Sometimes it is not what a person says, but what their body is “doing”. Use caution if you see someone who shows one or more of the following “non-verbal” signs or body language:
- Flushed or pale face
- Pacing, restless, or repetitive movements
- Signs of extreme fatigue (e.g., dark circles under the eyes)
- Trembling or shaking
- Clenched jaws or fists
- Exaggerated or violent gestures
- Change in voice
- Loud talking or chanting
- Shallow, rapid breathing
- Scowling, sneering or use of abusive language
- Glaring or avoiding eye contact
- Violating your personal space (they get too close)
In some cases, there has been a clear pattern of warning signs before a violent incident. When you can, take note of:
- History of violence
- Fascinated with incidents of workplace violence
- Shows an extreme interest in, or obsession with, weapons
- Demonstrated violence towards inanimate objects
- Evidence of earlier violent behaviour
- Threatening behavior
- States intention to hurt someone (can be verbal or written)
- Holds grudges.
- Excessive behaviour (e.g. phone calls, gift giving)
- Escalating threats that appears well-planned
- Preoccupation with violence
- Intimidating behavior
- Argumentative or uncooperative
- Displays unwarranted anger
- Impulsive or easily frustrated
- Challenges peers and authority figures
- Increase in personal stress
- An unreciprocated romantic obsession
- Serious family or financial problems
- Recent job loss or personal loss
- Negative personality characteristics
- Suspicious of others
- Believes he or she is entitled to something
- Cannot take criticism
- Feels victimized
- Shows a lack of concern for the safety or well-being of others
- Blames others for his problems or mistakes
- Low self-esteem
- Marked changes in mood or behavior
- Extreme or bizarre behavior
- Irrational beliefs and ideas
- Appears depressed or expresses hopelessness or heightened anxiety
- Marked decline in work performance
- Demonstrates a drastic change in belief systems
- Socially isolated
- History of negative interpersonal relationships
- Few family or friends
- Sees the company as a “family”
- Has an obsessive involvement with his or her job
- Abuses drugs or alcohol
What can you do if you’re concerned?
If you are an employee, you can report your concerns to your supervisor, or human resources department. You can also get advice from your employee assistance program (EAP) if you have one. Find out if you have a violence prevention program in your workplace and what you should do — if not, encourage your employer to develop one.
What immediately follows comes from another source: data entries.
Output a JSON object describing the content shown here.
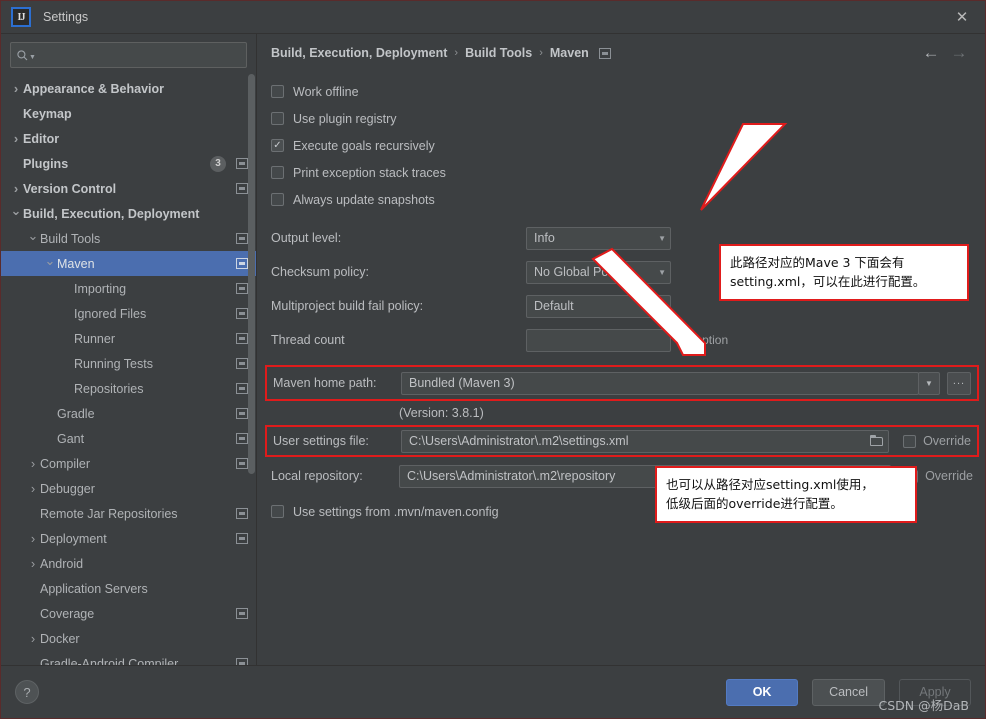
{
  "window": {
    "title": "Settings",
    "logo_text": "IJ",
    "close_label": "✕"
  },
  "sidebar": {
    "search_placeholder": "",
    "search_value": "",
    "search_icon": "search-icon",
    "items": [
      {
        "label": "Appearance & Behavior",
        "indent": 0,
        "arrow": "right",
        "bold": true,
        "cfg": false,
        "badge": "",
        "selected": false
      },
      {
        "label": "Keymap",
        "indent": 0,
        "arrow": "none",
        "bold": true,
        "cfg": false,
        "badge": "",
        "selected": false
      },
      {
        "label": "Editor",
        "indent": 0,
        "arrow": "right",
        "bold": true,
        "cfg": false,
        "badge": "",
        "selected": false
      },
      {
        "label": "Plugins",
        "indent": 0,
        "arrow": "none",
        "bold": true,
        "cfg": true,
        "badge": "3",
        "selected": false
      },
      {
        "label": "Version Control",
        "indent": 0,
        "arrow": "right",
        "bold": true,
        "cfg": true,
        "badge": "",
        "selected": false
      },
      {
        "label": "Build, Execution, Deployment",
        "indent": 0,
        "arrow": "down",
        "bold": true,
        "cfg": false,
        "badge": "",
        "selected": false
      },
      {
        "label": "Build Tools",
        "indent": 1,
        "arrow": "down",
        "bold": false,
        "cfg": true,
        "badge": "",
        "selected": false
      },
      {
        "label": "Maven",
        "indent": 2,
        "arrow": "down",
        "bold": false,
        "cfg": true,
        "badge": "",
        "selected": true
      },
      {
        "label": "Importing",
        "indent": 3,
        "arrow": "none",
        "bold": false,
        "cfg": true,
        "badge": "",
        "selected": false
      },
      {
        "label": "Ignored Files",
        "indent": 3,
        "arrow": "none",
        "bold": false,
        "cfg": true,
        "badge": "",
        "selected": false
      },
      {
        "label": "Runner",
        "indent": 3,
        "arrow": "none",
        "bold": false,
        "cfg": true,
        "badge": "",
        "selected": false
      },
      {
        "label": "Running Tests",
        "indent": 3,
        "arrow": "none",
        "bold": false,
        "cfg": true,
        "badge": "",
        "selected": false
      },
      {
        "label": "Repositories",
        "indent": 3,
        "arrow": "none",
        "bold": false,
        "cfg": true,
        "badge": "",
        "selected": false
      },
      {
        "label": "Gradle",
        "indent": 2,
        "arrow": "none",
        "bold": false,
        "cfg": true,
        "badge": "",
        "selected": false
      },
      {
        "label": "Gant",
        "indent": 2,
        "arrow": "none",
        "bold": false,
        "cfg": true,
        "badge": "",
        "selected": false
      },
      {
        "label": "Compiler",
        "indent": 1,
        "arrow": "right",
        "bold": false,
        "cfg": true,
        "badge": "",
        "selected": false
      },
      {
        "label": "Debugger",
        "indent": 1,
        "arrow": "right",
        "bold": false,
        "cfg": false,
        "badge": "",
        "selected": false
      },
      {
        "label": "Remote Jar Repositories",
        "indent": 1,
        "arrow": "none",
        "bold": false,
        "cfg": true,
        "badge": "",
        "selected": false
      },
      {
        "label": "Deployment",
        "indent": 1,
        "arrow": "right",
        "bold": false,
        "cfg": true,
        "badge": "",
        "selected": false
      },
      {
        "label": "Android",
        "indent": 1,
        "arrow": "right",
        "bold": false,
        "cfg": false,
        "badge": "",
        "selected": false
      },
      {
        "label": "Application Servers",
        "indent": 1,
        "arrow": "none",
        "bold": false,
        "cfg": false,
        "badge": "",
        "selected": false
      },
      {
        "label": "Coverage",
        "indent": 1,
        "arrow": "none",
        "bold": false,
        "cfg": true,
        "badge": "",
        "selected": false
      },
      {
        "label": "Docker",
        "indent": 1,
        "arrow": "right",
        "bold": false,
        "cfg": false,
        "badge": "",
        "selected": false
      },
      {
        "label": "Gradle-Android Compiler",
        "indent": 1,
        "arrow": "none",
        "bold": false,
        "cfg": true,
        "badge": "",
        "selected": false
      }
    ]
  },
  "breadcrumb": {
    "parts": [
      "Build, Execution, Deployment",
      "Build Tools",
      "Maven"
    ],
    "separator": "›",
    "back_label": "←",
    "forward_label": "→"
  },
  "main": {
    "checkboxes": [
      {
        "label": "Work offline",
        "checked": false
      },
      {
        "label": "Use plugin registry",
        "checked": false
      },
      {
        "label": "Execute goals recursively",
        "checked": true
      },
      {
        "label": "Print exception stack traces",
        "checked": false
      },
      {
        "label": "Always update snapshots",
        "checked": false
      }
    ],
    "check_glyph": "✓",
    "combos": [
      {
        "label": "Output level:",
        "value": "Info"
      },
      {
        "label": "Checksum policy:",
        "value": "No Global Policy"
      },
      {
        "label": "Multiproject build fail policy:",
        "value": "Default"
      }
    ],
    "thread_count": {
      "label": "Thread count",
      "value": "",
      "hint": "-T option"
    },
    "maven_home": {
      "label": "Maven home path:",
      "value": "Bundled (Maven 3)",
      "ellipsis_label": "...",
      "version": "(Version: 3.8.1)"
    },
    "user_settings": {
      "label": "User settings file:",
      "value": "C:\\Users\\Administrator\\.m2\\settings.xml",
      "override_label": "Override",
      "override_checked": false
    },
    "local_repository": {
      "label": "Local repository:",
      "value": "C:\\Users\\Administrator\\.m2\\repository",
      "override_label": "Override",
      "override_checked": false
    },
    "mvn_config": {
      "label": "Use settings from .mvn/maven.config",
      "checked": false
    }
  },
  "annotations": [
    {
      "line1": "此路径对应的Mave 3 下面会有",
      "line2": "setting.xml，可以在此进行配置。"
    },
    {
      "line1": "也可以从路径对应setting.xml使用，",
      "line2": "低级后面的override进行配置。"
    }
  ],
  "footer": {
    "help_label": "?",
    "ok_label": "OK",
    "cancel_label": "Cancel",
    "apply_label": "Apply",
    "watermark": "CSDN @杨DaB"
  },
  "colors": {
    "accent": "#4b6eaf",
    "annotation_border": "#e01b1b",
    "background": "#3c3f41",
    "field_bg": "#45494a"
  }
}
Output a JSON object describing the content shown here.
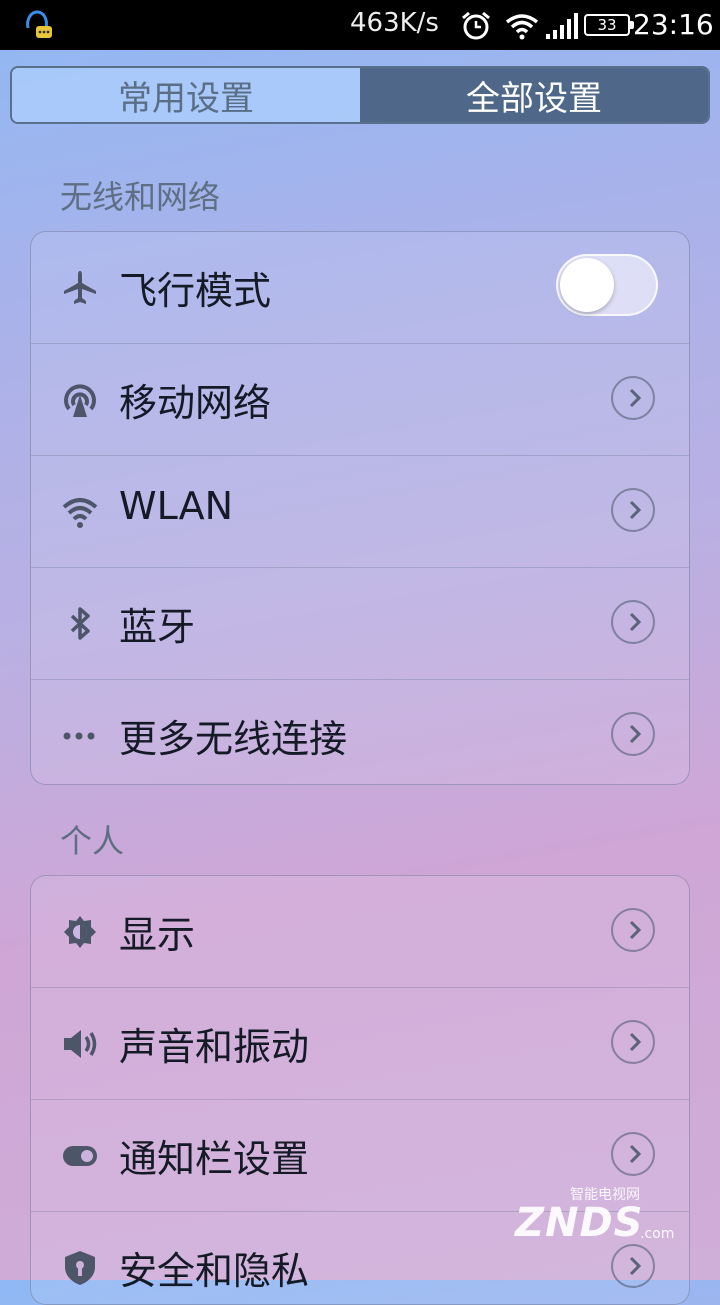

If you are an employer, you should know that many organizations are developing workplace violence prevention policies and programs.
A program is the best way to prevent workplace violence because it takes a very structured, well thought out approach to identifying hazards and reducing the risks for your organization. Remember, employers have a legal obligation to provide employees with a safe workplace. This obligation includes providing a workplace free from workplace violence.